Qualunque sia la valutazione politica che verrà offerta in futuro di Hugo Chávez, emerge una sola grande certezza: la sua figura è destinata ad entrare nella storia. Si chiude un ciclo, quello di un uomo che ha avuto senza dubbio il merito di saper parlare al popolo come pochi altri hanno saputo fare. I suoi infiniti discorsi, in grado di protrarsi anche per più di 10 ore, le sue parole ed i suoi gesti, avevano la capacità di coinvolgere soprattutto quei venezuelani che per decenni si sono sentiti completamente esclusi dalle dinamiche del loro Paese.
Al tempo stesso, però, il suo ricordo resterà macchiato dall’incapacità di gestire una corruzione dilagante in seno a tutti gli strati della società, dal velo di ipocrisia attorno a concetti chiave quali democrazia, libertà e diritti umani, ma, soprattutto, dagli allarmanti livelli di violenza e criminalità. Una sfera assolutamente fuori controllo, ormai già da molti anni, che ha prodotto un numero incalcolabile di morti.
A poche ore di distanza dalla sua scomparsa, la terra di Bolívar vive una nuova tappa, di innegabile e straordinaria importanza per il destino dei venezuelani tutti.

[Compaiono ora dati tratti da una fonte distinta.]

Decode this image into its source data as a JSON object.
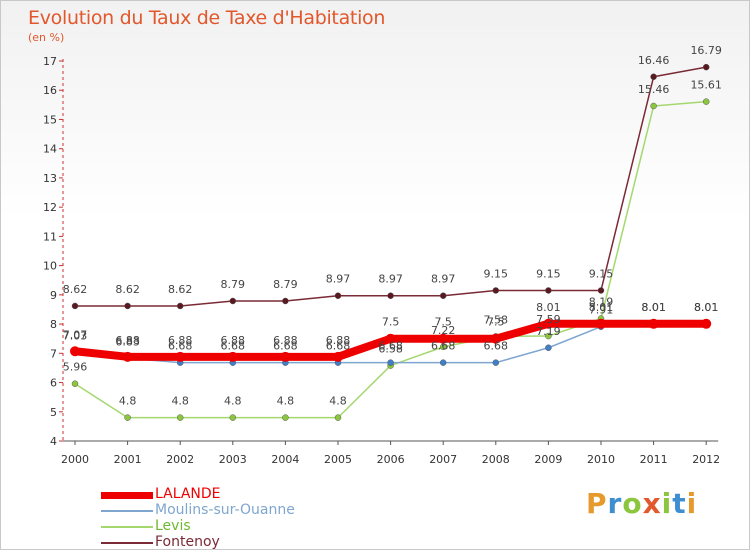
{
  "title": "Evolution du Taux de Taxe d'Habitation",
  "unit": "(en %)",
  "brand": {
    "letters": [
      "P",
      "r",
      "o",
      "x",
      "i",
      "t",
      "i"
    ],
    "colors": [
      "#e79a2c",
      "#3f8fd0",
      "#8cc63f",
      "#e2572b",
      "#8cc63f",
      "#3f8fd0",
      "#e79a2c"
    ]
  },
  "chart_data": {
    "type": "line",
    "title": "Evolution du Taux de Taxe d'Habitation",
    "ylabel": "(en %)",
    "xlabel": "",
    "x": [
      "2000",
      "2001",
      "2002",
      "2003",
      "2004",
      "2005",
      "2006",
      "2007",
      "2008",
      "2009",
      "2010",
      "2011",
      "2012"
    ],
    "ylim": [
      4,
      17
    ],
    "yticks": [
      "4",
      "5",
      "6",
      "7",
      "8",
      "9",
      "10",
      "11",
      "12",
      "13",
      "14",
      "15",
      "16",
      "17"
    ],
    "grid": false,
    "legend_position": "bottom-left",
    "series": [
      {
        "name": "Fontenoy",
        "color": "#7a2a35",
        "marker_color": "#5a1820",
        "values": [
          8.62,
          8.62,
          8.62,
          8.79,
          8.79,
          8.97,
          8.97,
          8.97,
          9.15,
          9.15,
          9.15,
          16.46,
          16.79
        ],
        "labels": [
          "8.62",
          "8.62",
          "8.62",
          "8.79",
          "8.79",
          "8.97",
          "8.97",
          "8.97",
          "9.15",
          "9.15",
          "9.15",
          "16.46",
          "16.79"
        ]
      },
      {
        "name": "Levis",
        "color": "#a4d86e",
        "marker_color": "#8cc63f",
        "values": [
          5.96,
          4.8,
          4.8,
          4.8,
          4.8,
          4.8,
          6.58,
          7.22,
          7.58,
          7.59,
          8.19,
          15.46,
          15.61
        ],
        "labels": [
          "5.96",
          "4.8",
          "4.8",
          "4.8",
          "4.8",
          "4.8",
          "6.58",
          "7.22",
          "7.58",
          "7.59",
          "8.19",
          "15.46",
          "15.61"
        ]
      },
      {
        "name": "Moulins-sur-Ouanne",
        "color": "#7fa6d0",
        "marker_color": "#3f7fc8",
        "values": [
          7.03,
          6.83,
          6.68,
          6.68,
          6.68,
          6.68,
          6.68,
          6.68,
          6.68,
          7.19,
          7.91,
          8.01,
          8.01
        ],
        "labels": [
          "7.03",
          "6.83",
          "6.68",
          "6.68",
          "6.68",
          "6.68",
          "6.68",
          "6.68",
          "6.68",
          "7.19",
          "7.91",
          "8.01",
          "8.01"
        ]
      },
      {
        "name": "LALANDE",
        "color": "#ee0000",
        "marker_color": "#ee0000",
        "values": [
          7.07,
          6.88,
          6.88,
          6.88,
          6.88,
          6.88,
          7.5,
          7.5,
          7.5,
          8.01,
          8.01,
          8.01,
          8.01
        ],
        "labels": [
          "7.07",
          "6.88",
          "6.88",
          "6.88",
          "6.88",
          "6.88",
          "7.5",
          "7.5",
          "7.5",
          "8.01",
          "8.01",
          "8.01",
          "8.01"
        ]
      }
    ],
    "legend": [
      "LALANDE",
      "Moulins-sur-Ouanne",
      "Levis",
      "Fontenoy"
    ]
  }
}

Sintetizzare questo momento in una sola espressione, significa discutere di un “chavismo” orfano del suo stesso creatore e delle possibilità concrete legate alla sopravvivenza di questo fenomeno negli anni a venire.

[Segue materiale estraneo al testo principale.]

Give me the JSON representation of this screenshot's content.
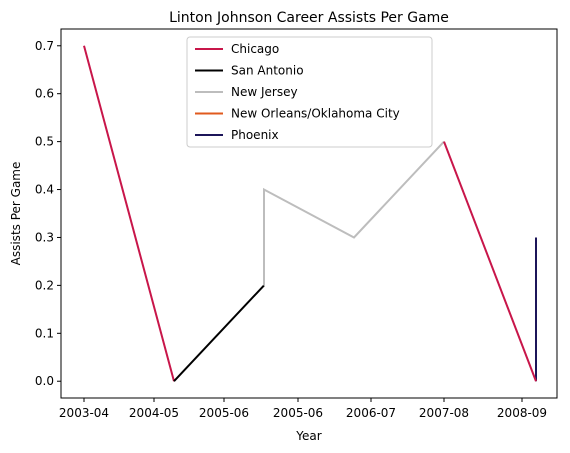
{
  "chart_data": {
    "type": "line",
    "title": "Linton Johnson Career Assists Per Game",
    "xlabel": "Year",
    "ylabel": "Assists Per Game",
    "x_tick_labels": [
      "2003-04",
      "2004-05",
      "2005-06",
      "2005-06",
      "2006-07",
      "2007-08",
      "2008-09"
    ],
    "y_tick_labels": [
      "0.0",
      "0.1",
      "0.2",
      "0.3",
      "0.4",
      "0.5",
      "0.6",
      "0.7"
    ],
    "ylim": [
      -0.035,
      0.735
    ],
    "y_ticks": [
      0.0,
      0.1,
      0.2,
      0.3,
      0.4,
      0.5,
      0.6,
      0.7
    ],
    "grid": false,
    "legend_position": "top-center",
    "series": [
      {
        "name": "Chicago",
        "color": "#c8164a",
        "points": [
          [
            0,
            0.7
          ],
          [
            1,
            0.0
          ]
        ]
      },
      {
        "name": "San Antonio",
        "color": "#000000",
        "points": [
          [
            1,
            0.0
          ],
          [
            2,
            0.2
          ]
        ]
      },
      {
        "name": "New Jersey",
        "color": "#bdbdbd",
        "points": [
          [
            2,
            0.2
          ],
          [
            2,
            0.4
          ],
          [
            4,
            0.3
          ],
          [
            5,
            0.5
          ]
        ]
      },
      {
        "name": "New Orleans/Oklahoma City",
        "color": "#e05a1e",
        "points": [
          [
            6,
            0.0
          ],
          [
            6,
            0.0
          ]
        ]
      },
      {
        "name": "Phoenix",
        "color": "#1c1559",
        "points": [
          [
            6,
            0.0
          ],
          [
            6,
            0.3
          ]
        ]
      },
      {
        "name": "Chicago",
        "color": "#c8164a",
        "points": [
          [
            5,
            0.5
          ],
          [
            6,
            0.0
          ]
        ],
        "hide_in_legend": true
      }
    ]
  }
}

Difficile, se non addirittura impossibile, fare delle previsioni. Il sogno del “socialismo del XXI secolo” sembra sfumare in assenza di quella figura carismatica che ha saputo, con l’intelligenza e con la forza, tenere unite le fila dei propri seguaci. Vi è inoltre il rischio concreto che delle lotte intestine allo stesso partito possano ulteriormente deteriorare un quadro già di per sé instabile. Resta infine da considerare il ruolo che in questa complessa partita giocherà l’opposizione, animata dal desiderio di assestare la “spallata” decisiva.